Random walks unify centrality and communities#

Modularity: Interpretation from random walk perspective#

Modularity can be intepreted as a random walk perspective. Modularity is given by

\[ Q = \frac{1}{2m} \sum_{ij} \left( A_{ij} - \frac{d_i d_j}{2m} \right) \delta(c_i, c_j) \]

where \(m\) is the number of edges in the network, \(A_{ij}\) is the adjacency matrix, \(d_i\) is the degree of node \(i\), \(c_i\) is the community of node \(i\), and \(\delta(c_i, c_j)\) is the Kronecker delta function (which is 1 if \(c_i = c_j\) and 0 otherwise).

We can rewrite the modularity using the language of random walks as follows.

\[\begin{split} \begin{aligned} Q &= \sum_{ij} \left(\frac{A_{ij}}{2m} - \frac{d_i}{2m} \frac{d_j}{2m} \right) \delta(c_i, c_j) \\ &= \sum_{ij} \left(\pi_i P_{ij} - \pi_i \pi_j \right) \delta(c_i, c_j) \end{aligned} \end{split}\]

where \(\pi_i\) is the stationary distribution of the random walk given by

\[ \pi_i = \frac{d_i}{2m} \]

and \(P_{ij}\) is the transition probability between nodes \(i\) and \(j\).

Note

Let’s break down this derivation step by step:

  1. We start with the original modularity formula:

    \[Q = \frac{1}{2m} \sum_{ij} \left( A_{ij} - \frac{d_i d_j}{2m} \right) \delta(c_i, c_j)\]
  2. First, we move the constant \(1/(2m)\) to the inside of the parentheses:

    \[Q = \sum_{ij} \left(\frac{A_{ij}}{2m} - \frac{d_i d_j}{2m^2} \right) \delta(c_i, c_j)\]
  3. Now, we recognize that \(\frac{A_{ij}}{2m}\) can be rewritten as:

    \[\frac{A_{ij}}{2m} = \frac{d_i}{2m} \cdot \frac{A_{ij}}{d_i} = \pi_i P_{ij}\]
  4. We also recognize that \(\frac{d_i}{2m}\) is the stationary distribution of the random walk, which we denote as \(\pi_i\):

    \[\frac{d_i}{2m} = \pi_i\]
  5. Substituting these into our equation:

    \[Q = \sum_{ij} \left(\pi_i P_{ij} - \pi_i \pi_j \right) \delta(c_i, c_j)\]

The expression suggests that:

  1. The first term, \(\pi_i P_{ij} \delta(c_i, c_j)\), represents the probability that a walker is at node \(i\) and moves to node \(j\) within the same community by one step.

  2. The second term, \(\pi_i \pi_j\), represents the probability that a walker is at node \(i\) and moves to another node \(j\) within the same community after long steps.

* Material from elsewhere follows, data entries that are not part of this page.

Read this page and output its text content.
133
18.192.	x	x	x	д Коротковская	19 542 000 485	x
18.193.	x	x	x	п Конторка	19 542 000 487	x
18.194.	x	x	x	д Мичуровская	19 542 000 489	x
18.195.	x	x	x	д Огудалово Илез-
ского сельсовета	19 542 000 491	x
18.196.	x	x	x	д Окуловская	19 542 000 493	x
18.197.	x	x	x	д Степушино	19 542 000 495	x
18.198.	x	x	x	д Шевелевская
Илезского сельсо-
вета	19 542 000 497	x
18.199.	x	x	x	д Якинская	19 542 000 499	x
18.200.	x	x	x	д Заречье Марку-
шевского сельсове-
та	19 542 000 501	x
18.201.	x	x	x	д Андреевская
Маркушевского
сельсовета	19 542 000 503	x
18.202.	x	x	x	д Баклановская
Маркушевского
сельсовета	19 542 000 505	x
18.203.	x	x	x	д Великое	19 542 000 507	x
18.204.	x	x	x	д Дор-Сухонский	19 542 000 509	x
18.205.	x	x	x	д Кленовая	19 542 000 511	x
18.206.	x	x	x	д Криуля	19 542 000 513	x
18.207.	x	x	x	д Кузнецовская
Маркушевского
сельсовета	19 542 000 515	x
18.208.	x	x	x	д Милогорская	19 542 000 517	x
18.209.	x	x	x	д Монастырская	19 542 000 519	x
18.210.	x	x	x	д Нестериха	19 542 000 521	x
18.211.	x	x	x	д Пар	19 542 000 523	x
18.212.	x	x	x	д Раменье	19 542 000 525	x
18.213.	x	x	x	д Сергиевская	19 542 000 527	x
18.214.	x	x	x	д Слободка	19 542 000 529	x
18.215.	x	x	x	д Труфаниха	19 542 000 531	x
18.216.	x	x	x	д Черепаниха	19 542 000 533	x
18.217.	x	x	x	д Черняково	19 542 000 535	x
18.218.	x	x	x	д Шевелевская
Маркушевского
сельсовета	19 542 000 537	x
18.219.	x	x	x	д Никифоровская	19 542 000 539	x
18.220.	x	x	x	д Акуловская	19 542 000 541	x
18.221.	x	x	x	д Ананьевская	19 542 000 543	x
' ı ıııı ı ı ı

In summary, modularity compares short-term and long-term random walk probabilities. High modularity indicates that a random walker is more likely to stay within the same community after one step than after many steps.

Note

Building on this perspective from random walks, Delvenne et al. [1] extends the modularity by comparing multi-step and long-step transition probabilities of a random walk. This approach, known as “Markov stability”, shows that the number of steps acts as a “resolution parameter” that determines the scale of detectable communities.

PageRank: Interpretation from random walk perspective#

PageRank can be interpreted from a random walk perspective:

\[ c_i = (1-\beta) \sum_j P_{ji} c_j + \beta \cdot \frac{1}{N} \]

Where:

  • \(c_i\) is the PageRank of node \(i\)

  • \(P_{ji}\) is the transition probability from node \(j\) to node \(i\)

  • \(\beta\) is the teleportation probability

  • \(N\) is the total number of nodes

This equation represents a random walk where:

  1. With probability \((1-\beta)\), the walker follows a link to the next node.

  2. With probability \(\beta\), the walker teleports to a random node in the network.

The PageRank \(c_i\) is the stationary distribution of this random walk, representing the long-term probability of finding the walker at node \(i\).

Note

This sounds odd at first glance. But it makes sense when you think about what PageRank was invented for, i.e., Web search. It characterizes a web surfer as a random walker that chooses the next page by randomly jumping to a random page with probability \(\beta\) or by following a link to a page with probability \(1-\beta\). The web page with the largest PageRank means that the page is most likely to be visited by this random web surfer.